A woman prays at a crucifix on Apparition Hill in Medjugorje, Bosnia-Herzegovina.
TORONTO – A documentary about the alleged Medjugorje apparitions of the Virgin Mary has been so popular that Cineplex has suspended all future Canadian showings amid reports it is negotiating a traditional movie release.
A distribution deal between Cineplex and the film's distributor might cut out a Catholic non-profit organization that has spent thousands of dollars promoting the film.
The Triumph has been playing in private screenings to sold-out audiences across Canada since the Ave Maria Centre of Peace in Toronto began marketing the documentary in August.
But Cineplex is shutting the doors on auditoriums in eight cities to prevent screenings on the final three Saturdays in November even though organizers have already sold 2,600 tickets, says Henry Kovacic, director of the Ave Maria Centre.
"We feel that what Cineplex is doing is deplorable and appalling corporate behaviour," he said. "The Ave Maria Centre of Peace has spent over $30,000 in marketing this film to people across Canada and it has cost us another $75,000 in rental, licensing, logistical and personnel costs.
"We have hired three new full-time staff just for the movie in addition to our regular staff, and a plethora of dedicated volunteers have helped with this effort."
Victor Pap, managing partner of Little Flower Strategies, said the cancellations are due to the distributor of The Triumph entering into talks with Cineplex to bring the film to theatres through a traditional movie release.
A theatrical release is "date-oriented" and tickets are "sold at theatres and through the box office versus private organizations," such as the Ave Maria Centre, Pap said.
Cineplex, which says it will reschedule the Ave Maria screenings for the new year, refused to confirm that it was seeking a theatrical release of The Triumph.
Cineplex director of communications Mike Langdon said Cineplex rented out space for 15 Ave Maria showings of The Triumph that attracted more than 5,000 people.
Cineplex charged the charity rate (a 50-per-cent discount) for use of auditoriums for Saturday morning showings. Also, said Langdon, Cineplex opened concessions stands, which is not typical for these types of events.
In some cases, Cineplex opened additional theatres at the last minute to accommodate unexpectedly high numbers of ticket holders.
"Because many of the performances of The Triumph have been significantly oversold, we thought it would be better to move those screenings to a time when we know we can accommodate the additional demand," Langdon said.

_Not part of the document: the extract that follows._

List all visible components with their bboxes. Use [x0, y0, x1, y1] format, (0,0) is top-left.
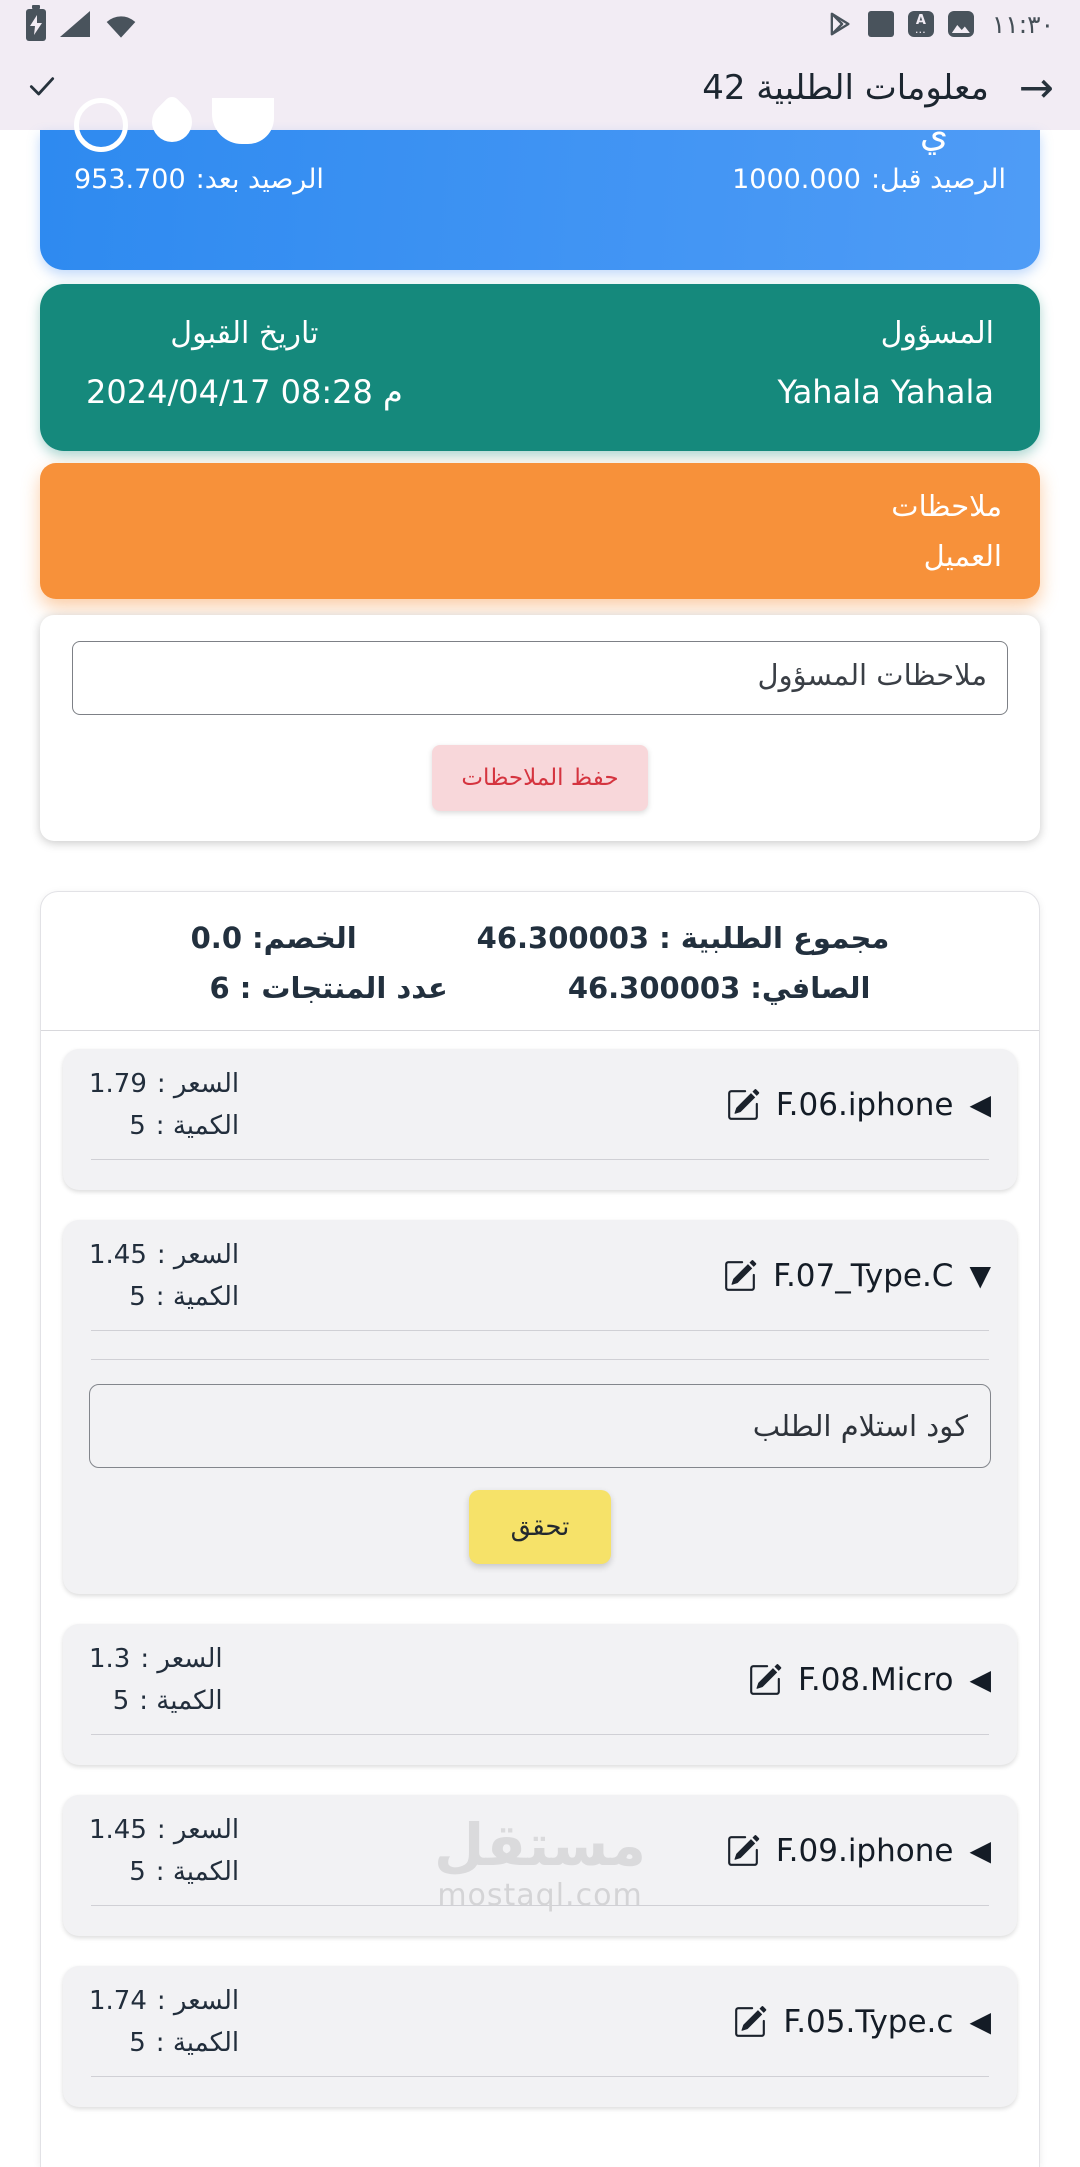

"We've opened up a number of additional auditoriums when it's been co-ordinated in advance, but it's a challenging process," said Langdon, citing staff requirements, additional licensed copies of the film and other client bookings.
"With these performances, because we have a number of them that have been oversold to date, we feel most comfortable that we're going to provide a good experience by moving them to a time when we can accommodate unpredictable, additional demand."
Kovacic has agreed to reschedule the Nov. 16 screenings to a future date but has asked Cineplex for auditorium space in under-performing theatres on Nov. 23 and 30, offering to pay double for an auditorium rental in the evening because demand for the film is so high.
"They have given us a charitable rate. Their facilities are first rate. They have a fantastic group of local managers," said Kovacic. "We have a good civil relationship, and we want to keep it like that."
The Triumph has been screened privately to "tens of thousands of Canadians" in seven provinces and has been a huge success in Canada, Pap said. He said that is amazing for an independent film.